Son introduction de son discours est un récapitulatif des faits :
« Je vaquais à mes occupations, montant les marches, et le représentant Yoho m’a mis le doigt dans la figure, il m’a traitée de dégoûtante, il m’a traitée de folle, il m’a traitée de dérangée. Et il m’a traitée de dangereuse. Et puis il a fait quelques pas de plus, et après que j’ai qualifié ses commentaires de grossiers, il s’est éloigné et m’a dit, je suis grossier, vous me traitez de grossier. J’ai continué mon chemin, et je suis entrée et j’ai voté (…). Je suis sortie (du Capitole) et il y avait des journalistes. Devant les journalistes, le représentant Yoho m’a traitée, je cite, de s— p—. »
Le déroulé chronologique des événements présente une réalité que l’on ne peut nier, les journalistes étant témoins de la scène. Cet argument factuel fait appel à notre rationalité.
Alexandria Ocasio-Cortez passe ensuite à l’éthos, ce qui accrédite son discours.
« Et je tiens à préciser que les commentaires du représentant Yoho ne m’ont pas profondément blessée ou perturbée. Parce que j’ai été une travailleuse de la classe populaire. J’ai été serveuse dans des restaurants. J’ai pris le métro. J’ai marché dans les rues de New York. Et ce genre de langage n’est pas nouveau. J’ai été confrontée aux mots prononcés par M. Yoho et à des hommes qui prononçaient les mêmes mots que M. Yoho alors que j’étais harcelée dans les restaurants. J’ai jeté des hommes hors des bars qui avaient utilisé un langage comme celui de M. Yoho, et j’ai subi ce genre de harcèlement dans le métro de New York. »
Souvent, les détracteurs d’AOC lui reprochent son manque d’expérience et son jeune âge. Ici, en rappelant son parcours, AOC prouve sa légitimité en tant que représentante new-yorkaise.
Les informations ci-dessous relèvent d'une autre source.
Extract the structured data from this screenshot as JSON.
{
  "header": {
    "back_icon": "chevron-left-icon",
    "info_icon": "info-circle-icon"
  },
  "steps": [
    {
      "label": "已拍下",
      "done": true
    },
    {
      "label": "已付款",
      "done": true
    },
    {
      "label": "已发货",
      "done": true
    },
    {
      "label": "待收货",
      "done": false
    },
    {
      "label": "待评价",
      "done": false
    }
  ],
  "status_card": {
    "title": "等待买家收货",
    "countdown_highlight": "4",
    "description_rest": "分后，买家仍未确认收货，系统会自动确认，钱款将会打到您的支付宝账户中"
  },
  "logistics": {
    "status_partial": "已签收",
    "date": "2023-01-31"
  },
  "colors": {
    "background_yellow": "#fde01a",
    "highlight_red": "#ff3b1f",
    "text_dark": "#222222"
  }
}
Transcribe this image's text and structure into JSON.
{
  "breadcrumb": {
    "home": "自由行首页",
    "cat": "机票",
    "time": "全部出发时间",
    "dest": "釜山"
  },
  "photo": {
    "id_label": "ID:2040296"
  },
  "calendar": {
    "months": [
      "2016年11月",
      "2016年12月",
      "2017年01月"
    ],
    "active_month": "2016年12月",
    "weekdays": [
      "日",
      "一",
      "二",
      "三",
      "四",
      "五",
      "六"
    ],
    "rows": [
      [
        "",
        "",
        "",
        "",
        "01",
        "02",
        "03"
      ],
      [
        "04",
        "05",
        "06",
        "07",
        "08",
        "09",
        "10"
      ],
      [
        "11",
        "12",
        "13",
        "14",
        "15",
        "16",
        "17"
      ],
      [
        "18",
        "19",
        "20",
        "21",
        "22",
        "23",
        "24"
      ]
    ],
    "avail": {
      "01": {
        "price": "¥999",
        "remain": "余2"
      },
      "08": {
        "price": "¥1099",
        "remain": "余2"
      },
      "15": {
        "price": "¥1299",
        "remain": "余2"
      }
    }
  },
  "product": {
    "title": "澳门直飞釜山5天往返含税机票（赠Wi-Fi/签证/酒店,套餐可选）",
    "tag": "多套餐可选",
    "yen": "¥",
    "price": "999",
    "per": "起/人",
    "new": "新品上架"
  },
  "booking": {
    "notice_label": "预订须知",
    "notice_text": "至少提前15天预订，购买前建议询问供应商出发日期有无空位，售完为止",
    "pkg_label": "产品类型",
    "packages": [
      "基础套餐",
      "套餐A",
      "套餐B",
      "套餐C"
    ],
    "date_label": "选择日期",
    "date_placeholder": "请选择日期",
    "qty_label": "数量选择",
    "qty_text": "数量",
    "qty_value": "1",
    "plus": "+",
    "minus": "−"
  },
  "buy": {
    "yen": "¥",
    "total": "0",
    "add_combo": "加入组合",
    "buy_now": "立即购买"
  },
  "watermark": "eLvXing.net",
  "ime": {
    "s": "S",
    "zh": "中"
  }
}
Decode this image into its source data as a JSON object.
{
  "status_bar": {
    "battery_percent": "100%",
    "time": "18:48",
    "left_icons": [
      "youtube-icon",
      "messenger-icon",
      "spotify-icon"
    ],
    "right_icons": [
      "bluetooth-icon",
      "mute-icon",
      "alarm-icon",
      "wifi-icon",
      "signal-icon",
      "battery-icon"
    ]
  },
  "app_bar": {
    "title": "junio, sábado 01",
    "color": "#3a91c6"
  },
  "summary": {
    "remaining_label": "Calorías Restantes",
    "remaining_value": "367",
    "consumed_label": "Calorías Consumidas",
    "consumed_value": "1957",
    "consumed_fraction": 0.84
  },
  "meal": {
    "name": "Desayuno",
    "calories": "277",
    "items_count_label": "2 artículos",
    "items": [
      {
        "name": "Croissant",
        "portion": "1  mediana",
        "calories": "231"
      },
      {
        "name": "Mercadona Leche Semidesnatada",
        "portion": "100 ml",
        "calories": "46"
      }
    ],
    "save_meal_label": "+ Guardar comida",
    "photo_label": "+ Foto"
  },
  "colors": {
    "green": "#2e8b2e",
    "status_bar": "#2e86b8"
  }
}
Elle souligne ici son expérience de la situation du harcèlement, et elle se connecte à sa base en évoquant qu’elle est issue du milieu populaire et qu’elle a déjà travaillé par le passé. C’est bien l’éthos (« la personne ») qui est en jeu ici. Avec cet argument, AOC suscite respect, confiance et prestance.
Elle joint ensuite un argument qui nourrit le pathos (les émotions).
Le pathos (du grec « ce qu’on éprouve ») se développe avec les sentiments ou affects sur lesquels l’orateur agit et cherche à toucher. Les émotions peuvent être diverses et variées : il y a la colère, le calme, l’amour, la haine, la crainte, l’assurance, la honte, l’impudence, la bienveillance, la pitié, l’envie…. Ici, on est assez proche du comédien puisque l’orateur doit susciter de l’émotion sans perdre le contrôle du discours.
Ici, AOC parle de son père décédé :
« Mon père, heureusement, n’est pas vivant pour voir comment M. Yoho a traité sa fille. Ma mère a pu voir à la télévision l’irrespect de M. Yoho à mon égard au sein même de ce congrès, et je suis ici parce que je dois montrer à mes parents que je suis leur fille et qu’ils ne m’ont pas élevée pour que j’accepte les abus des hommes. »
À vos crayons !
Pour convaincre, pensons à sans cesse diversifier nos arguments, en passant de l’argument factuel (une statistique, un chiffre) qui se rapporte à un fait réel qui s’est déroulé, à un argument logique qui fait appel à la raison de l’interlocuteur, à une histoire/anecdote ou vécu personnel qui crée un lien affectif avec l’audience et suscite l’identification.
Vous mêlerez ainsi constamment trois objectifs complémentaires qui sont les trois ressorts de la persuasion : « docere » (enseigner, instruire), « placere » (plaire) et « movere » (émouvoir).